Also efficiency can be relative to a trader even if everyone only trades on public information because in
I’ll be blunt and start here, as it is an important mistake I see made a lot. I think a lot of people misunderstand what market efficiency refers to. It has nothing to do with individual trader behavior. You could be seeking out the worst investments, that wouldn’t matter to the question of how efficient the market is. Market efficiency is just about the price. To the extent the price accurately reflects available information (or the underlying fundamental value) the market is efficient. An individual traders behavior is entirely irrelevant.
Also, efficiency doesn’t equate to “good” so it can be a bit misleading. You could say roulette is 95% efficient, since the price is just off by ~5% of the underlying value (which can be ascertained by available information). But there isn’t any way for you to reliably capture that 5%, it is off because of value captured by the house. And, like prediction markets, roulette is a negative sum game.
Isn’t a natural conclusion then that in reality prediction markets are not completely efficient?
Sure, hence the “if” in my original comment. If you are doing it because you like to gamble, that’s fine. Risk hedging also theoretically makes sense, but isn’t currently how the markets are being used in any meaningful aense (and as mentioned runs dirextly contrary to how proponents like Hanson often suggest they should be used).
If you think the average traders are predictably irrational it should be possible to take their money and enrich the platform in the platform in the process. That seems like a bad thing and a good reason to advocate against prediction markets. Negative sum games are not exactly great for the economy, and anyone with altruistic views should view negative sum games as definitionally net negatives, I would argue.
Proponents of prediction markets generally argue they are efficient markets. If they aren’t, the utility generally claimed to exist isn’t there.
Subsidy can come in another form, a player can spend money trying to elicit information so that they can use the information somewhere else.
Spending money doesn’t gain information. As I mentioned in my other comment. There is no additional price discovery function you can access to by placing a bid or ask on a prediction market. To the extent the market has that value, it is independent of your transactions.

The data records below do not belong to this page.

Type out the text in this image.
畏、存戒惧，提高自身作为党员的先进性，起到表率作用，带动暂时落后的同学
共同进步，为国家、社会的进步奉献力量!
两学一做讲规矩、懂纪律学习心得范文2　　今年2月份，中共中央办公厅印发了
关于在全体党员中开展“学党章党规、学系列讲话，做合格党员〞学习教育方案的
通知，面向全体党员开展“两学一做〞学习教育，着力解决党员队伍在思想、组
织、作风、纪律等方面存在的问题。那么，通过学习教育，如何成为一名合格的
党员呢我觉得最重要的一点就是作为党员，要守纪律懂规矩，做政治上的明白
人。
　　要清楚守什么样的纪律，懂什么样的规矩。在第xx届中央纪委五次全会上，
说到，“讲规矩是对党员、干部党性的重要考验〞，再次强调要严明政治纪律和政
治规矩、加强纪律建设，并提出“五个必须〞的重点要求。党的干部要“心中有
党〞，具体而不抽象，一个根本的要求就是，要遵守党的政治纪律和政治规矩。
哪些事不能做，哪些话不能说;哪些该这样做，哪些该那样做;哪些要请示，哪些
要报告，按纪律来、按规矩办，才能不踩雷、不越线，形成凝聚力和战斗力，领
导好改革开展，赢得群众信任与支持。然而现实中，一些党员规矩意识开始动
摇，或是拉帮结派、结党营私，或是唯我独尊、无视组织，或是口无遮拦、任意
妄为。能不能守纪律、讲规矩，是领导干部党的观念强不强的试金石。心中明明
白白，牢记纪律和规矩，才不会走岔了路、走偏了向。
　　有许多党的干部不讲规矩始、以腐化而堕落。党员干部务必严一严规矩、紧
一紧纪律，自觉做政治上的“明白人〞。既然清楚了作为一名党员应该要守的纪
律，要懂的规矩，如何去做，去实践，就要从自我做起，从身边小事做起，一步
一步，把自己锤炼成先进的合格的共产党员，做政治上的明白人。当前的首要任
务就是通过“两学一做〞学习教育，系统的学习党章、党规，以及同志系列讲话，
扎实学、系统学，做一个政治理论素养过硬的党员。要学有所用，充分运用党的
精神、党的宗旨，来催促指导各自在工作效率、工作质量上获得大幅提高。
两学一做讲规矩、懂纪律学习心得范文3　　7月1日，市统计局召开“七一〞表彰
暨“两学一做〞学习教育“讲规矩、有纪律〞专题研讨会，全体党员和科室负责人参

I wouldn’t say anyone is really discussing perfect efficiency. You could reasonably say roulette is a fairly efficidnt market, the price accurately reflects 95% of the value.
There isn’t really value you can reliably, fairly make off them (otherwise someone like Jane Street would probably have scooped it up). You may be able to make money in some, but odds are more likely than not you are wrong and the juice isn’t worth the squeeze.

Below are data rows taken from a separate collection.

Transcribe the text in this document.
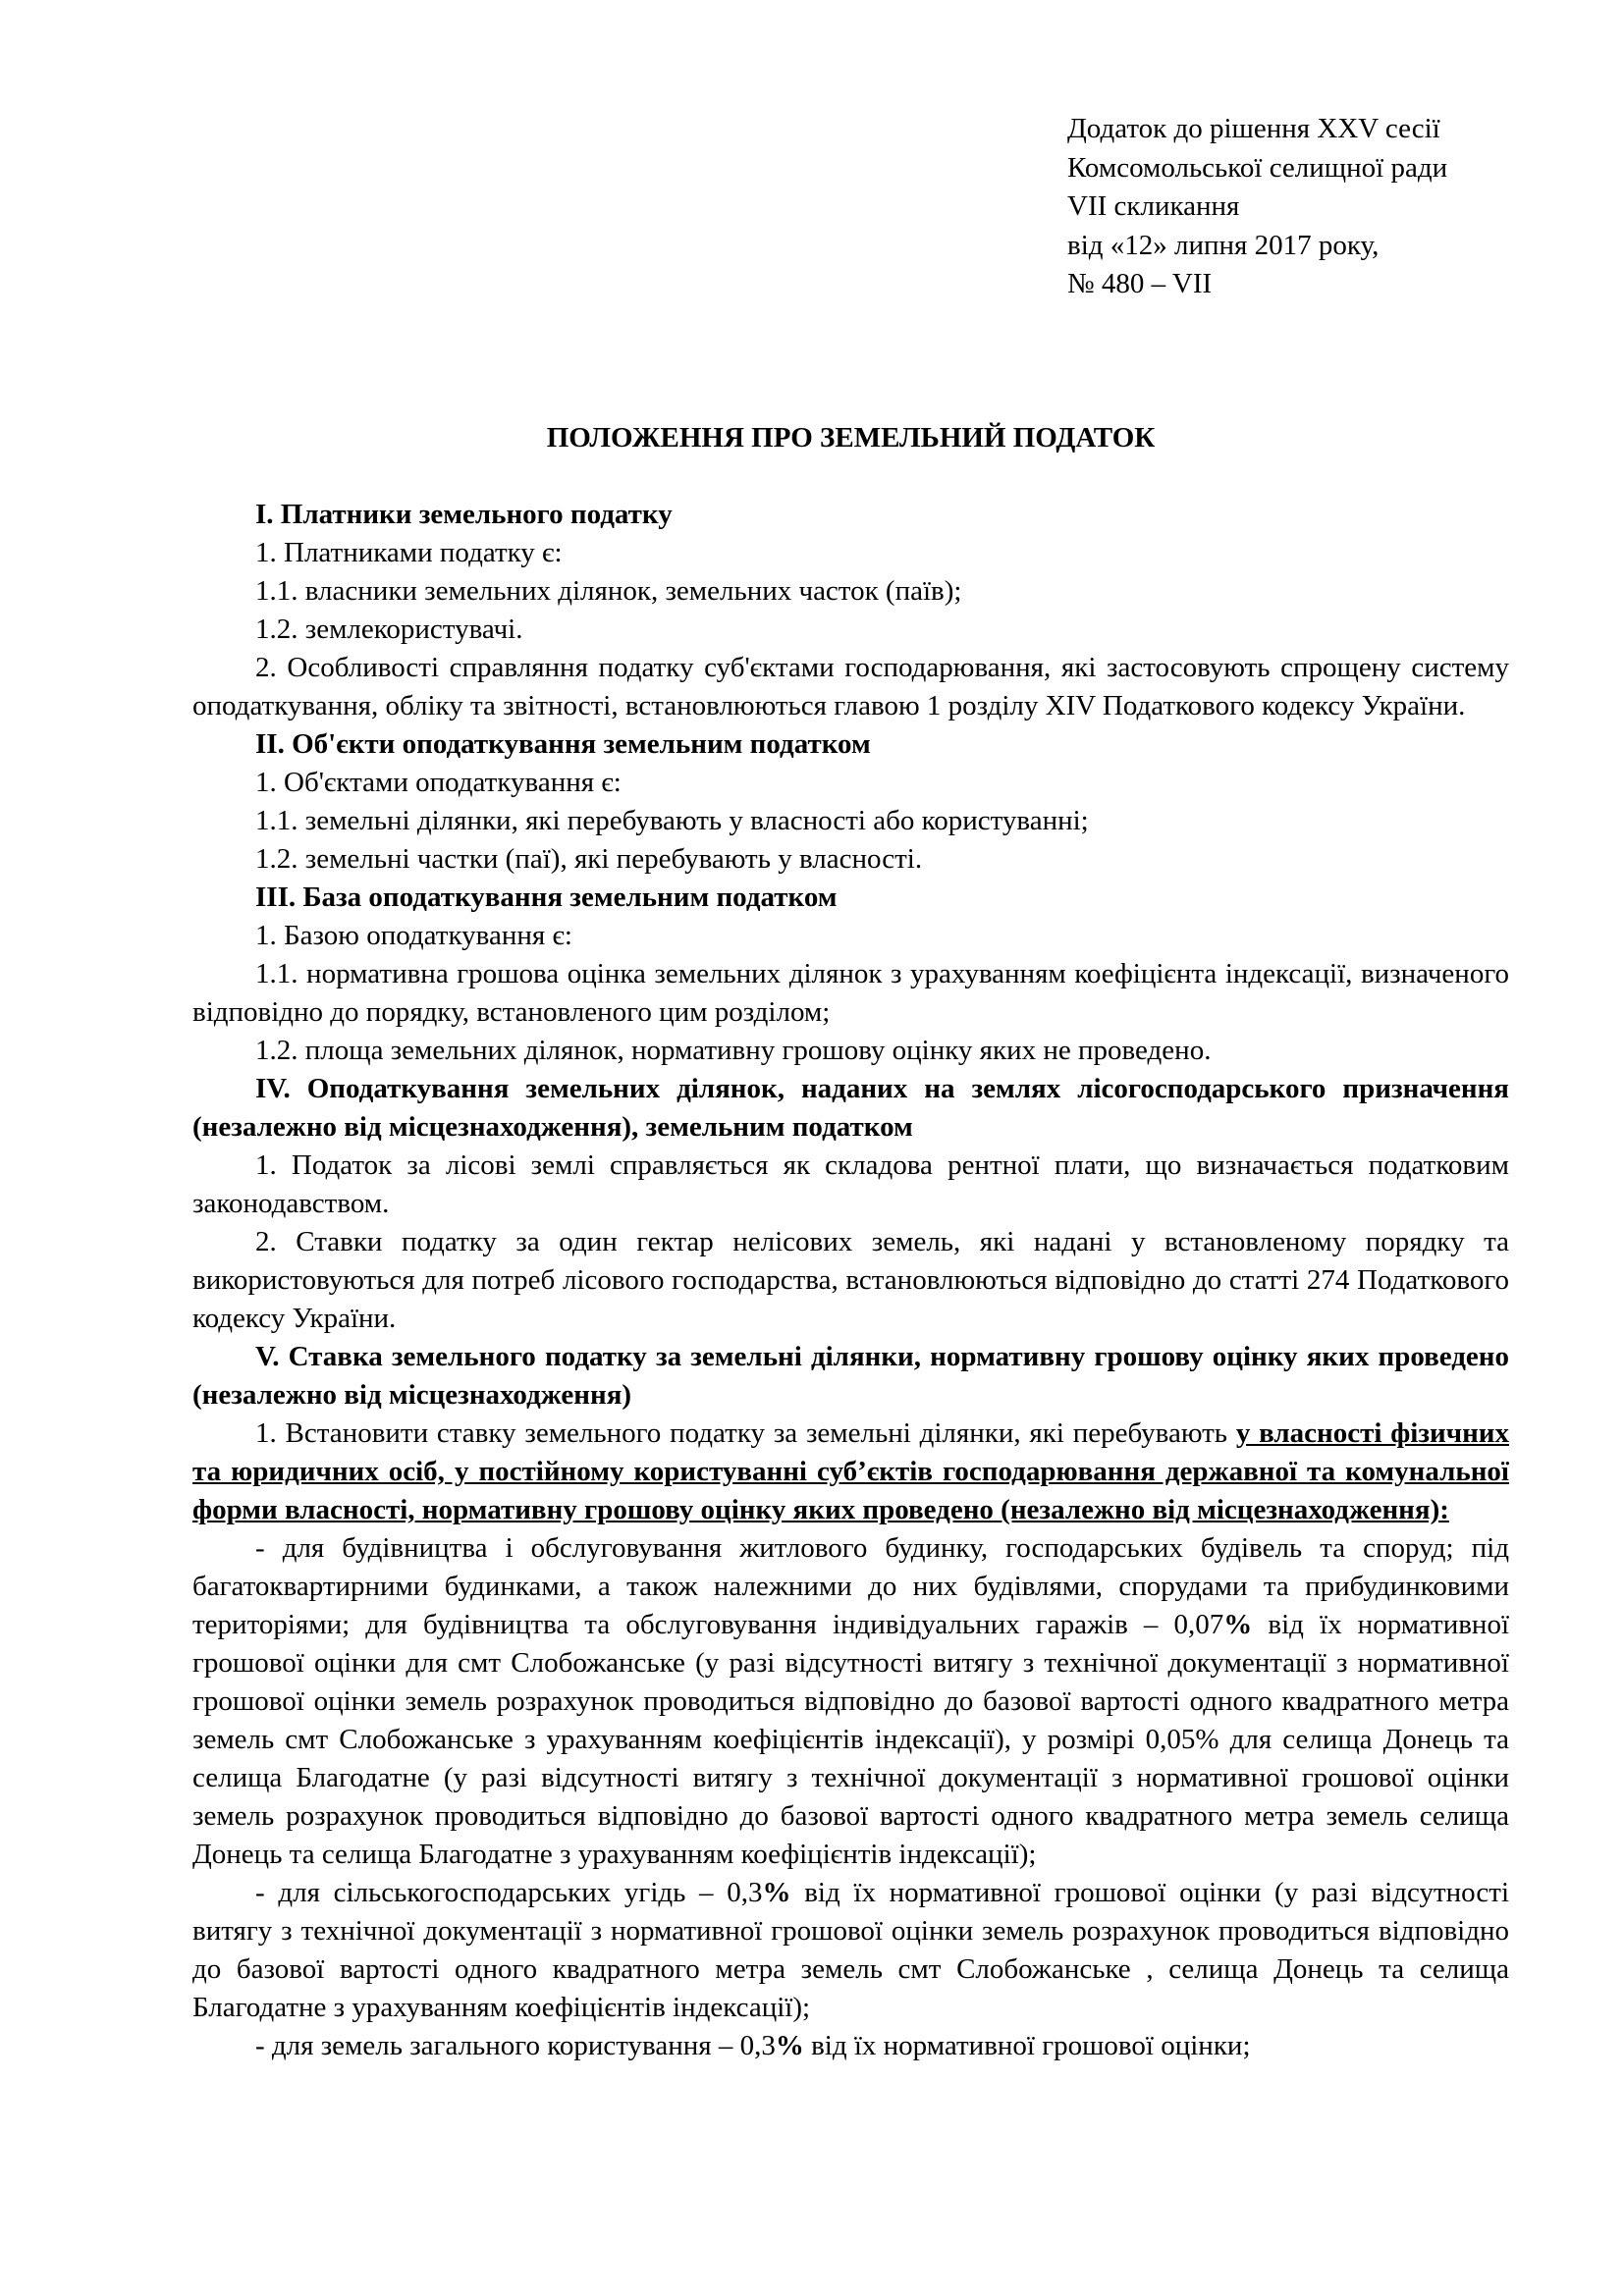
Додаток до рішення XXV сесії
Комсомольської селищної ради
VII скликання
від «12» липня 2017 року,
№ 480 – VII
ПОЛОЖЕННЯ ПРО ЗЕМЕЛЬНИЙ ПОДАТОК

І. Платники земельного податку

1. Платниками податку є:

1.1. власники земельних ділянок, земельних часток (паїв);

1.2. землекористувачі.

2. Особливості справляння податку суб'єктами господарювання, які застосовують спрощену систему оподаткування, обліку та звітності, встановлюються главою 1 розділу XIV Податкового кодексу України.

ІІ. Об'єкти оподаткування земельним податком

1. Об'єктами оподаткування є:

1.1. земельні ділянки, які перебувають у власності або користуванні;

1.2. земельні частки (паї), які перебувають у власності.

ІІІ. База оподаткування земельним податком

1. Базою оподаткування є:

1.1. нормативна грошова оцінка земельних ділянок з урахуванням коефіцієнта індексації, визначеного відповідно до порядку, встановленого цим розділом;

1.2. площа земельних ділянок, нормативну грошову оцінку яких не проведено.

IV. Оподаткування земельних ділянок, наданих на землях лісогосподарського призначення (незалежно від місцезнаходження), земельним податком

1. Податок за лісові землі справляється як складова рентної плати, що визначається податковим законодавством.

2. Ставки податку за один гектар нелісових земель, які надані у встановленому порядку та використовуються для потреб лісового господарства, встановлюються відповідно до статті 274 Податкового кодексу України.

V. Ставка земельного податку за земельні ділянки, нормативну грошову оцінку яких проведено (незалежно від місцезнаходження)

1. Встановити ставку земельного податку за земельні ділянки, які перебувають у власності фізичних та юридичних осіб, у постійному користуванні суб’єктів господарювання державної та комунальної форми власності, нормативну грошову оцінку яких проведено (незалежно від місцезнаходження):

- для будівництва і обслуговування житлового будинку, господарських будівель та споруд; під багатоквартирними будинками, а також належними до них будівлями, спорудами та прибудинковими територіями; для будівництва та обслуговування індивідуальних гаражів – 0,07% від їх нормативної грошової оцінки для смт Слобожанське (у разі відсутності витягу з технічної документації з нормативної грошової оцінки земель розрахунок проводиться відповідно до базової вартості одного квадратного метра земель смт Слобожанське з урахуванням коефіцієнтів індексації), у розмірі 0,05% для селища Донець та селища Благодатне (у разі відсутності витягу з технічної документації з нормативної грошової оцінки земель розрахунок проводиться відповідно до базової вартості одного квадратного метра земель селища Донець та селища Благодатне з урахуванням коефіцієнтів індексації);

- для сільськогосподарських угідь – 0,3% від їх нормативної грошової оцінки (у разі відсутності витягу з технічної документації з нормативної грошової оцінки земель розрахунок проводиться відповідно до базової вартості одного квадратного метра земель смт Слобожанське , селища Донець та селища Благодатне з урахуванням коефіцієнтів індексації);

- для земель загального користування – 0,3% від їх нормативної грошової оцінки;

Yes, and if that is the case, your chances are greater than not that no matter how intelligent you are if that is true using a prediction market will lose you money.
What, though? The main valid arguments for utility i see—risk management and price discovery—are not how the platforms are being used or not good reasons to trade (on current platforms) respectively. To be clear, I think there are valid arguments for utility in potential, but what is currently being promoted by proponents in extant markets doesn’t match the potential utility.
In theory, maybe. In reality, doesn’t happen on any current platforms. To the extent they adopt automatic market makers, those market makers act more as bookies, providing liquidity only at prices in excess of reasonable fair odds. Some play money platforms use automatic market makers designed to encourage price discovery (which Hanson has advocated for) but I am not aware of any large prediction markets that do so.
They have costs and there still is time value issues (to be truly net-zero, the total value of any position on average would have to appreciate by the risk-free rate + a risk premium), so it is still a net negative sum in that sense.
But I was talking from the perspective of a person trading, not society as a whole.
I don’t necessarily think so. Like, a lot of scams are zero sum, but I would say scamming people is still wrong (even in cases where it might not legally be fraud). Taking advantage of people being gullible or gamblers is generally something I would not view favorably, and where there is a net loss (as is the case with, say, gambling at a casino) my default is to take a rather skeptical view.
In the case of equity, there is the fairly valid claim that it determines how equity is allocated, and by definition more efficiently allocating equity leads to greater economic product and therefore a net positive (and equity tends to increase in value above the risk free rate). Traders in prediction markets aren’t really doing that; they are not capital markets.